Kashmiris crowd around an official to use a phone at a government office, following the scrapping of the special constitutional status for Kashmir in Srinagar, on Aug 10, 2019. PHOTO: REUTERS

SRINAGAR, INDIA (AFP) - Outside a guarded government office in Indian Kashmir's main city, an interminable queue forms every day for a near-priceless opportunity: a two-minute phone call to the outside world.

Residents of Srinagar and the Kashmir Valley have been starved of phone and Internet use for a week as India snuffs out opposition to its military lockdown in the Himalayan region.
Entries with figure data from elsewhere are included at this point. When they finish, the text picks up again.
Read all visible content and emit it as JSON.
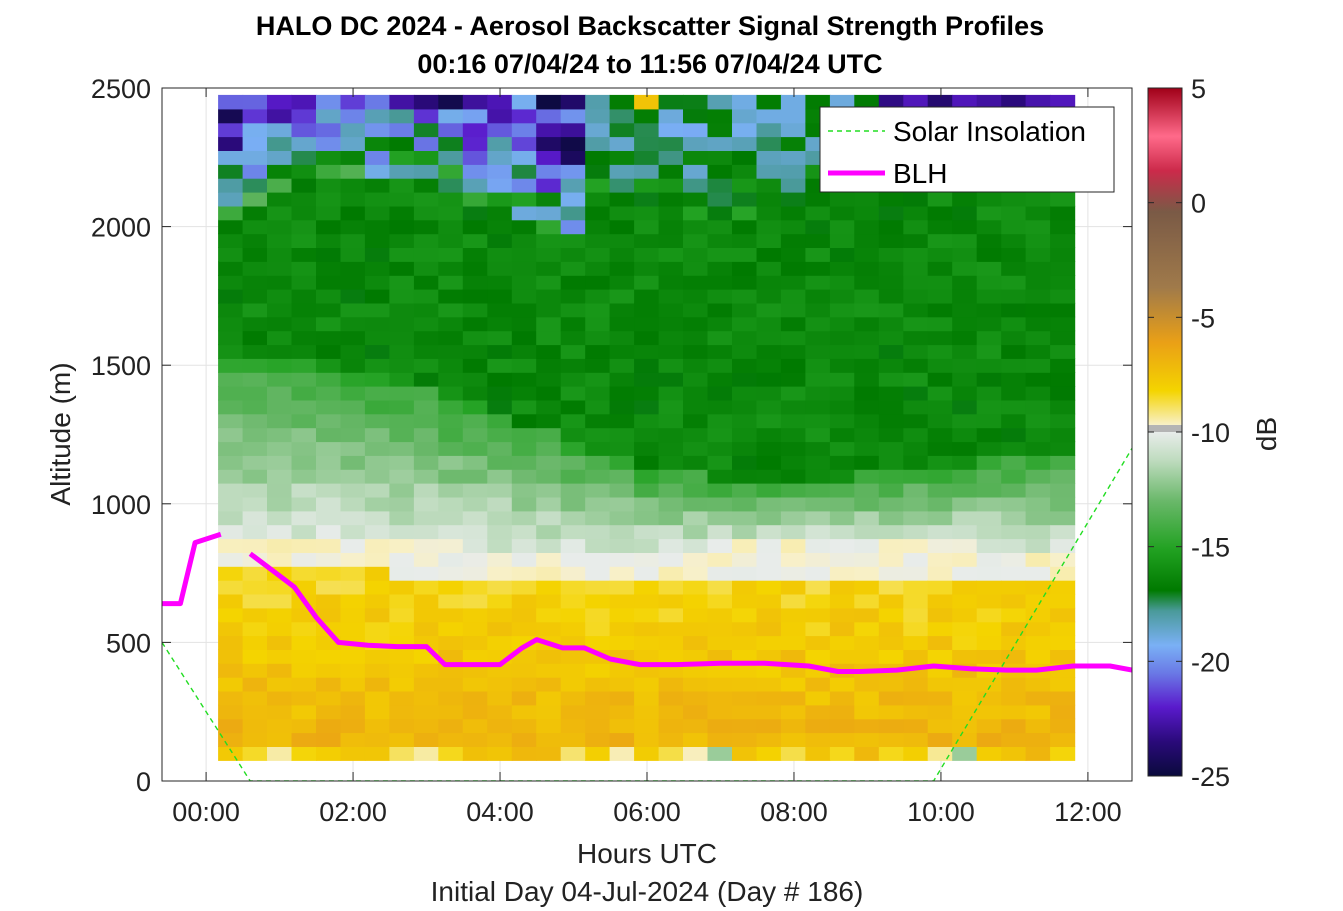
{
  "chart_data": {
    "type": "heatmap",
    "title": "HALO DC 2024 - Aerosol Backscatter Signal Strength Profiles",
    "subtitle": "00:16 07/04/24 to 11:56 07/04/24  UTC",
    "xlabel": "Hours UTC",
    "footer": "Initial Day 04-Jul-2024 (Day # 186)",
    "ylabel": "Altitude (m)",
    "colorbar_label": "dB",
    "xlim": [
      -0.6,
      12.6
    ],
    "ylim": [
      0,
      2500
    ],
    "x_ticks": [
      0,
      2,
      4,
      6,
      8,
      10,
      12
    ],
    "x_tick_labels": [
      "00:00",
      "02:00",
      "04:00",
      "06:00",
      "08:00",
      "10:00",
      "12:00"
    ],
    "y_ticks": [
      0,
      500,
      1000,
      1500,
      2000,
      2500
    ],
    "y_tick_labels": [
      "0",
      "500",
      "1000",
      "1500",
      "2000",
      "2500"
    ],
    "clim": [
      -25,
      5
    ],
    "colorbar_ticks": [
      5,
      0,
      -5,
      -10,
      -15,
      -20,
      -25
    ],
    "colorbar_tick_labels": [
      "5",
      "0",
      "-5",
      "-10",
      "-15",
      "-20",
      "-25"
    ],
    "grid": true,
    "legend_position": "top-right",
    "heatmap": {
      "x_start": 0.33,
      "x_step": 0.333,
      "columns": 35,
      "y_start": 100,
      "y_step": 50,
      "rows": 48,
      "value_description": "backscatter signal strength in dB"
    },
    "series": [
      {
        "name": "Solar Insolation",
        "style": "dashed",
        "color": "#22dd22",
        "x": [
          -0.6,
          0.6,
          9.9,
          12.6
        ],
        "y": [
          500,
          0,
          0,
          1200
        ]
      },
      {
        "name": "BLH",
        "style": "solid",
        "color": "#ff00ff",
        "segments": [
          {
            "x": [
              -0.6,
              -0.35,
              -0.15,
              0.2
            ],
            "y": [
              640,
              640,
              860,
              890
            ]
          },
          {
            "x": [
              0.6,
              0.9,
              1.2,
              1.5,
              1.8,
              2.2,
              2.6,
              3.0,
              3.25,
              3.6,
              4.0,
              4.3,
              4.5,
              4.85,
              5.15,
              5.5,
              5.9,
              6.4,
              7.0,
              7.6,
              8.2,
              8.6,
              8.9,
              9.4,
              9.9,
              10.4,
              10.9,
              11.3,
              11.8,
              12.3,
              12.6
            ]
          },
          {
            "y": [
              820,
              760,
              700,
              590,
              500,
              490,
              485,
              485,
              420,
              420,
              420,
              480,
              510,
              480,
              480,
              440,
              420,
              420,
              425,
              425,
              415,
              395,
              395,
              400,
              415,
              405,
              400,
              400,
              415,
              415,
              400
            ]
          }
        ]
      }
    ]
  },
  "colors": {
    "colorbar_stops": [
      "#0a0a3c",
      "#2a0a7a",
      "#5a1acc",
      "#6a7ae6",
      "#7ab0f5",
      "#4a9a9a",
      "#007a00",
      "#22a222",
      "#6ab86a",
      "#c0dcc0",
      "#e8ecea",
      "#b4b4b4",
      "#f8f0c8",
      "#f4d400",
      "#eaa016",
      "#a07a4a",
      "#7a5a46",
      "#cc2a4a",
      "#ff6a8a",
      "#a00018"
    ],
    "blh": "#ff00ff",
    "insolation": "#22dd22"
  }
}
Only two mobile phones with an outside line are on offer in the deputy commissioner's office, but so desperate are people to contact families in the rest of India and overseas that they come from across Srinagar and beyond to wait in line.

Under the watchful eye of Indian paramilitaries, the calls and conversations are tightly controlled, and simmering frustrations often boil over.

One 56-year-old woman, who had walked miles and was stopped at dozens of checkpoints along the way, became embroiled in an argument with security forces outside the office after she was turned away.

"They stopped me from entering because they don't have a female police officer to frisk me," the dejected woman, who was hoping to call her two children studying abroad, told AFP.

"I am worried about my daughters but they would definitely be more worried about us," she said, declining to be named.

In the end, she was left with no choice but to give her children's numbers to a stranger in the queue and plead with him to try and contact them.

India deployed tens of thousands of additional troops to back its move last week to strip Muslim-majority Kashmir of its autonomy, and Prime Minister Narendra Modi has not indicated how long the communications blackout and lockdown will last.

A crippling curfew has been eased ahead of the Eid al-Adha festival on Monday (Aug 12), but there is still a massive security presence on the streets.

The government has issued a few hundred satellite phones to police and top bureaucrats, while dozens of other officials have mobile and landline numbers linked to a private network.

The deputy commissioner's office began offering its mobile service last Thursday.

Each day, the queue builds up early and jostling starts when an official emerges from a poorly lit corridor to take the names and numbers to be called in a register.

"We are trying to help people to connect with relatives abroad," the officer said on condition of anonymity.

He reads out names of the lucky callers and hands over the mobile phone to each one. He also times each call, waving his hands when the 120 seconds are nearly up.

Mr Mubashir Hussain's excitement turned to frustration when his call to a brother in the United States went unanswered.

"He must be away from his phone or sleeping. There is a time difference," the 44-year-old businessman said as he handed back the phone.

A three-decade insurgency against Indian rule in Kashmir has left tens of thousands dead, and communication clampdowns are nothing new.

According to the Software Freedom Law Centre, a New Delhi monitoring group, there have been dozens of Internet shutdowns this year alone.

But the current restrictions - affecting the mobile network, landlines and cable TVs - are on a different scale.

"We are being literally pushed into stone age. Cutting communication is a violation of basic human rights," said Mr Hussain.

Mr Shakeel Ahmad Khan said he had to plead with troops at several checkpoints to let him pass so he could try to contact his elderly parents who have been on the Hajj pilgrimage in Saudi Arabia since last month.

"I saw my mother in a dream last night and she said they are fine," he said as he waited.